Takana Zion – Zion Prophet

by Apr 23, 2021Artist, Reviews

Takana Zion - Zion Prophet
Takana Zion

Release Info

Takana Zion – Zion Prophet

Label:  Soulbeats Music | Format: DR | Street date: April 23, 2021 | Facebook artist

  1. Oh Jah
  2. Depui A Siingé
  3. Ematoba
  4. La Voie De Mount Zion
  5. Sweet Words
  6. Conakry
  7. Jah Moves With Me
  8. Zion Prophet
  9. I Tan Didi
  10. Des Millions De Morts
  11. Pas Soif De Gloire
  12. Come In My Hands
  13. E Oulé Fu
  14. Depui A Dub
  15. Ematoba Dub
  16. Jah Dub With Me
  17. Come In My Dub
  18. Dub To Mount Zion
  19. Dub To Conakry
Takana Zion

Takana Zion is a singjay sensation from Guinée (where he was born on June 30 in 1986) who presents his 2007 debut album Zion Prophet on all digital platforms for the first time. After first experimenting with Guinean rap and dancehall, he became more and more attracted to and involved in roots reggae, having listened in his youth especially to Peter Tosh and Culture’s Joseph Hill. After making some impression on managers and producers, he decided to travel to Mali, first to join Ghana’s rasta elder Brother Sam living there and after to concentrate – after meeting amongst others reggae singer Tiken Jah Fakoly – to join forces with Manjul, the Parisian rasta who in 2001 established his Humble Ark label and studio on Bamako in Mali, from where Manjul released his Dub To Mali albums and contributed to the successful releases by Amadou & Mariam. Together they recorded and produced this album between December 2006 and January 2007 with Manjul contributing his composition abilities as well as almost every instrument (including melodica) with the exception of the horns.

African Sizzla

The album is opened with Oh Jah, the fiercely singjayed tune on which Takana Zion at times even has the diction of a dub poet over a fine Nyahbinghi riddim. The second tune, Depuis A Siingé over an upful one drop, shows in its intro that Takana Zion could be a sweet-voiced singer as well. After these first two tunes, there is no doubt where he got his nickname ‘African Sizzla’ from, especially not when using his falsetto voice as well in this tune. Delivering lyrics in four different languages on this album – Sousou (Susu), Malinké, French, and English – he switches once more to another language for Ematoba though incorporating snatches of English to make clear this funky song with its great horn riffs is about his Nazarene Vow, followed by the impressive chant La Voie De Mount Zion.

Soulful Singing

Incredible soulful singing in real old-school blues and soul tradition is shown in the stomping soul tune Sweet Words with deejayed/singjayed intermission, with the accent again on Takana Zion’s singing in his tribute to his place of birth, Conakry. The great female backing vocals on Jah Moves With Me accompany a song on which Takana Zion’s singing clearly shows he’s influenced by Joseph Hill while switching easily to singjaying very reminiscent of Turbulence, followed by the wonderfully singjayed and backed title track Zion Prophet that also benefits from great female backing vocals. I Tan Didi is a strong dancehall tune, with its sound being to my ears typical for French dancehall and Takana Zion is easily riding this non-roots riddim.

Very Impressive Voice

Singing both in his normal registers as well as using falsetto he then describes Des Millions De Morts over another fine roots riddim with plenty of horns, angelic female voices, and funky vibes, followed by the also sung Pas Soif De Gloire and the lover’s tune (sounding as the lovers tune a Jamaican Bobo chanter would deliver) Come In My Hands brings back the sweetness, before E Oulé Fu is the last and certainly not the least vocal tune on this album. Takana Zion certainly has a very impressive voice regarding his singing and singjaying range.

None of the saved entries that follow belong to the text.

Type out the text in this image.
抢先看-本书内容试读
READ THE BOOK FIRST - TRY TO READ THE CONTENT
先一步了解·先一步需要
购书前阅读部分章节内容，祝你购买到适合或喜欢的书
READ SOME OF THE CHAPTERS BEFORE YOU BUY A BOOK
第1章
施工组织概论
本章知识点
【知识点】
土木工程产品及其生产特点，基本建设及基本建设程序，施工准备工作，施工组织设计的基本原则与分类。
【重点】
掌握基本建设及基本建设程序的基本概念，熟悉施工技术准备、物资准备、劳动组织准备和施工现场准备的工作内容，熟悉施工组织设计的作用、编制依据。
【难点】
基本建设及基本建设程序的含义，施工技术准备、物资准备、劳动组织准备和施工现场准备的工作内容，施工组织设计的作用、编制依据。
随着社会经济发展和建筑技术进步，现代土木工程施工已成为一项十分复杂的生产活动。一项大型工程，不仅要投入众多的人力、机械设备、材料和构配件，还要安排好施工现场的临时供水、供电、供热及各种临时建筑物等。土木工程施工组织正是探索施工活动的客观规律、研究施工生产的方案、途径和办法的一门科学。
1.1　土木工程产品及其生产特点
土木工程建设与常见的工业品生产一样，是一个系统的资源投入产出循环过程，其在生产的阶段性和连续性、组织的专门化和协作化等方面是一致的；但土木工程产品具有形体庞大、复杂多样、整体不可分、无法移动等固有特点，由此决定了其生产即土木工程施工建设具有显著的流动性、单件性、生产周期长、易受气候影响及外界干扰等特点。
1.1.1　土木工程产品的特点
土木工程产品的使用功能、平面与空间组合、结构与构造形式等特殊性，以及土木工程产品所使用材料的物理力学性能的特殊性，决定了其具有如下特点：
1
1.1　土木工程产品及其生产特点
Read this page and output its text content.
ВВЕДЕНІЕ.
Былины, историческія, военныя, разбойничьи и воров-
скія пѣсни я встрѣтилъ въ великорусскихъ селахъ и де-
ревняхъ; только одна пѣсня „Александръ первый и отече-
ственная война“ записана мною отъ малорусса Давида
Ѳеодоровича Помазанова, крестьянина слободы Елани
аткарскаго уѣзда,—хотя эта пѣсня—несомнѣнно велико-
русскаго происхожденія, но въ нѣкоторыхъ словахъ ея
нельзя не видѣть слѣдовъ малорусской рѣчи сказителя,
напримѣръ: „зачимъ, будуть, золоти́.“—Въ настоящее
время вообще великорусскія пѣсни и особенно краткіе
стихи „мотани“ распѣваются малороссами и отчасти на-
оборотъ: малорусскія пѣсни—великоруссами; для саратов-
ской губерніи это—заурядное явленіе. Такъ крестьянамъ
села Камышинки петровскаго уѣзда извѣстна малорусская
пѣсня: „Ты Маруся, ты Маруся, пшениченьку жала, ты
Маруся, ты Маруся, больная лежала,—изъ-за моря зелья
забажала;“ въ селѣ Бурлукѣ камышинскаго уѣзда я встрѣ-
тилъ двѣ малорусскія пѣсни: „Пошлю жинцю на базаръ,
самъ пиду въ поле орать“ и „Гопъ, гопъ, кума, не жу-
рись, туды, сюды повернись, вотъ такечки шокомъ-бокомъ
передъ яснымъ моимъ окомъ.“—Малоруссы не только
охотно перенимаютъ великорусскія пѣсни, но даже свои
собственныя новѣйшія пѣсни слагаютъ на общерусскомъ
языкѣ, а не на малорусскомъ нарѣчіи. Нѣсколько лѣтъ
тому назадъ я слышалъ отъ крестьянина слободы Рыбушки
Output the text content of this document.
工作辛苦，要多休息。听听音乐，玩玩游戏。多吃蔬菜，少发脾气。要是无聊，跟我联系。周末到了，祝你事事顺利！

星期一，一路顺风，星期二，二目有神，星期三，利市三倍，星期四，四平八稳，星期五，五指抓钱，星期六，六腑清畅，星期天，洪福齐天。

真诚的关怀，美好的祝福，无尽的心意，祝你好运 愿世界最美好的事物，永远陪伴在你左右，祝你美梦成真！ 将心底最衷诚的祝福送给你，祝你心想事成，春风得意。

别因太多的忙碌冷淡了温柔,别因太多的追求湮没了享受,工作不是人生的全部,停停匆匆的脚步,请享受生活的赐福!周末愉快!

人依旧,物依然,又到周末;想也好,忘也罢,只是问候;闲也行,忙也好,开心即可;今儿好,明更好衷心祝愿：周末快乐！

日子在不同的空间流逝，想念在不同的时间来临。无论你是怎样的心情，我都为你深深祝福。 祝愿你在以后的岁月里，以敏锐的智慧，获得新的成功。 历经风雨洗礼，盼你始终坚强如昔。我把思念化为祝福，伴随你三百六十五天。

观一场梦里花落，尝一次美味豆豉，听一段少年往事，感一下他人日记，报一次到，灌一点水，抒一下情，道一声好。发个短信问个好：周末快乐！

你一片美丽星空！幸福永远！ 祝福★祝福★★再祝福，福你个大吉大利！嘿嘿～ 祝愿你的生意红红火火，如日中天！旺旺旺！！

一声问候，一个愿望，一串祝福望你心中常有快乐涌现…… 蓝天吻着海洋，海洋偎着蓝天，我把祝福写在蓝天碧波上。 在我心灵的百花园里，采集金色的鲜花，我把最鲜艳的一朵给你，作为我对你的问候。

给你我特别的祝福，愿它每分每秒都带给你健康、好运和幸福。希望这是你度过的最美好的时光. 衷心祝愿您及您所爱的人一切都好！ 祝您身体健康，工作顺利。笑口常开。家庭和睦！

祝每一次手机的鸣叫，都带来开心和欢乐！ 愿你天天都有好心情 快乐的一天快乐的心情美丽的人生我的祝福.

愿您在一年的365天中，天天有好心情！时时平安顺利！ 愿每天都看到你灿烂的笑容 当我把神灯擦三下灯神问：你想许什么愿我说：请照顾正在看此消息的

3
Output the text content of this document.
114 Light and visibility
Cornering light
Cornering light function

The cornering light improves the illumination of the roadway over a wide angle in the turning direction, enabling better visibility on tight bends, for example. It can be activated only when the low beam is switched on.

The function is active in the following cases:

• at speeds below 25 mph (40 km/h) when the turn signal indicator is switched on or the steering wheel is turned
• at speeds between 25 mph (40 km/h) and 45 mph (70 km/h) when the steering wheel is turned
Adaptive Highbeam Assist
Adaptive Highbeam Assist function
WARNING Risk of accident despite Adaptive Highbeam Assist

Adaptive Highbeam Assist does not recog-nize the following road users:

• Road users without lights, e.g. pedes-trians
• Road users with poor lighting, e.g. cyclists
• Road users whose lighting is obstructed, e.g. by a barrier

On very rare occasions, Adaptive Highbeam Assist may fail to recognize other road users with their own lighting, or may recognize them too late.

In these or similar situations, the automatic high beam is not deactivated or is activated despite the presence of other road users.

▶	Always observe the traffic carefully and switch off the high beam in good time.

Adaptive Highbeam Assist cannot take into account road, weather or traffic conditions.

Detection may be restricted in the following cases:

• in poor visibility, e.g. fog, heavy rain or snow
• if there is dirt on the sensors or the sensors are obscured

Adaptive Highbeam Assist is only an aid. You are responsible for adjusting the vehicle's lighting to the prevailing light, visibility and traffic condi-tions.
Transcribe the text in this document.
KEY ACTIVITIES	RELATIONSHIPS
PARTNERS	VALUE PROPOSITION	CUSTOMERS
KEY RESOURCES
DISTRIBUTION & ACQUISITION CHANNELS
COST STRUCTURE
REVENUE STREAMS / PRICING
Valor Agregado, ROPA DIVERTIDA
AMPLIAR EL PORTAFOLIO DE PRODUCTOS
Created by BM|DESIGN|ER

The strength of the compositions by Takana Zion & Manjul, of how they were then played, recorded, mixed, and produced is showcased to great effect in the seven dubs that are included, of which the dub mixing itself also deserves a special mentioning. This is an extremely satisfying and promising debut album, that will certainly make the first inroads for Takana Zion in the reggae scene and will also gain lots of credits for its producer Manjul as it doesn’t lack the African reggae vibe, but it’s dominated by a new and old school roots reggae vibe to produce a collection of tunes that deserves to be heard by all roots reggae fans.